Location
- 1321 Stafford Drive Princeton, West Virginia 24740

Information
- School type: Public, high school
- Motto: One Town, One School, One Family, PSHS
- School board: Mercer County Public Schools
- Superintendent: Edward Toman
- School number: 51507
- Principal: Thomas Adkins
- Staff: 55.00 (on an FTE basis)
- Grades: 9-12
- Enrollment: 967 (2023-2024)
- Student to teacher ratio: 17.58
- Language: English
- Campus: City
- Area: Princeton City
- Colors: Blue and white
- Mascot: Tiger
- Team name: Princeton Tigers
- Feeder schools: Princeton Middle School, Glenwood School
- Website: Princeton Senior High School

= Princeton High School (West Virginia) =

Princeton Senior High School is located in Princeton, West Virginia and is the largest high school in Mercer County. The school is located at 1321 Stafford Drive in Princeton.

==Demographics==
As of the 2020–21 school year, the school had an enrollment of 908 students and 57.50 classroom teachers (on an FTE basis), for a student–teacher ratio of 15.79:1.

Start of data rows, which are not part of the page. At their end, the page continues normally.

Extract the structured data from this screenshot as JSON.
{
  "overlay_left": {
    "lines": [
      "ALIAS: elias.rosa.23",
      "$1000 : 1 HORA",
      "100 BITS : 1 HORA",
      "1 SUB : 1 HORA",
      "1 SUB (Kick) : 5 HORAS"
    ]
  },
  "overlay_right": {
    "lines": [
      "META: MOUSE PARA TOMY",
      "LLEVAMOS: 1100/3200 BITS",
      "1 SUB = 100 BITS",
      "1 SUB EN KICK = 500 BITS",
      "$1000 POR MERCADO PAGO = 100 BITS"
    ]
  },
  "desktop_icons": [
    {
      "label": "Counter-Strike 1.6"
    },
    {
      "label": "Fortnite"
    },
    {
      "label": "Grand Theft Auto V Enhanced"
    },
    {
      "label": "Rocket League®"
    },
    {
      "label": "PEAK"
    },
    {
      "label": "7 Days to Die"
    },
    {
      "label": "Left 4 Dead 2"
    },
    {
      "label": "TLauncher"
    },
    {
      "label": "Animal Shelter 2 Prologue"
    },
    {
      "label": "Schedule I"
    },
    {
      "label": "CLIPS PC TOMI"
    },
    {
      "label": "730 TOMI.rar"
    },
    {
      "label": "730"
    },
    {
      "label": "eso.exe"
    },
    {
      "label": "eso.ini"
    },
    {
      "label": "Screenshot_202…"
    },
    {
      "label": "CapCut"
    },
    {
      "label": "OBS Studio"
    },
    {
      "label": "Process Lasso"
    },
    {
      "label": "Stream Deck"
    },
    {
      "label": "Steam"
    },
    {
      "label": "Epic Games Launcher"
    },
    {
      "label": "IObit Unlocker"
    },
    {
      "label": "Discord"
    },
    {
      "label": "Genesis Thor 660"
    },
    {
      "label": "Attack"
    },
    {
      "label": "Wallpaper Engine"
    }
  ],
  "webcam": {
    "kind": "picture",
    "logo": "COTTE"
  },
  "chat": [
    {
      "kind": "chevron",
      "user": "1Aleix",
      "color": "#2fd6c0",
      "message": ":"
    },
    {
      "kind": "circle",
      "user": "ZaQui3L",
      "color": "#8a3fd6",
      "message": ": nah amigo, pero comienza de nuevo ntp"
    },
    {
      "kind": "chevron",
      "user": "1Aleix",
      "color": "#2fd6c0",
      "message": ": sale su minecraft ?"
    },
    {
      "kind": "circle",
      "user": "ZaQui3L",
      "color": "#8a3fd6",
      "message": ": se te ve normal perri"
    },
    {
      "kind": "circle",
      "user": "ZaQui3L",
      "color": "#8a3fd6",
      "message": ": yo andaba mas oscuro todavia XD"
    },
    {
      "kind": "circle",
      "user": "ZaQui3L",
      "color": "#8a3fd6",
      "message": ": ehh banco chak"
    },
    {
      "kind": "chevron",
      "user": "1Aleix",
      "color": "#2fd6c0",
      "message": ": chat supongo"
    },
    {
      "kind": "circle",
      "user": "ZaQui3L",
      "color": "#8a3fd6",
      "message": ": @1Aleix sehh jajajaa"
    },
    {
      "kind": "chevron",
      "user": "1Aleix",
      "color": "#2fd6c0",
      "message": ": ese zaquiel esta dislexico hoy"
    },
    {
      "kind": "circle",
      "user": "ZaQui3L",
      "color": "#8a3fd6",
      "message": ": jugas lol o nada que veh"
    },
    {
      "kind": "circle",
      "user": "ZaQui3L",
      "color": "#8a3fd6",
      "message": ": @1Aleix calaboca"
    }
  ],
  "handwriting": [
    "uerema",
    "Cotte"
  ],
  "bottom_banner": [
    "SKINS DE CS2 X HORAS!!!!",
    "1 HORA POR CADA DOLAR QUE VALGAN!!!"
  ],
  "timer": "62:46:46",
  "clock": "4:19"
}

==Extracurricular activities and clubs==
The organizations, clubs, and extracurricular activities of Princeton High School include focuses on student interests (such as art and music), fundraising and community service (such as Key Club), and other activities. The school also offers band, Center Stage, show choir, and Madrigal singer classes.

Clubs include Key Club, Interact Club, Art Club, Pep Club, National Honor Society, Model UN, Students Against Destructive Decisions, and Future Business Leaders of America.

==Sports==
Princeton High School offers football, basketball, baseball, golf, tennis, track, cross-country, softball, volleyball, wrestling, and soccer among their sports programs. The 2012 baseball team won the state championship 7 to 4 against Nitro High School. The Tigers won the AAA Basketball titles in 1979 and 1981. The 2025 Football team won the AAA state championship against Nitro High School 36-35. (First in program history)

==Events==
The school also changed its grading/ranking policy in an effort to align it with the rest of the state of West Virginia. This was also changed in an effort to promote fairness to students taking more challenging courses. AP courses are worth a 5.0, honors are now worth 4.5, and regular classes are worth a 4.0. As of 2009, there were seven Advanced Placement courses in the school: AP Biology, AP Chemistry, AP Calculus AB, AP English Language and Composition, AP English Literature, AP United States History, and AP Studio Art.

==Notable alumni==
- Rod Thorn, former NBA player and current basketball executive
- Lee Patton, legendary Hall of Fame coach at PHS and West Virginia University.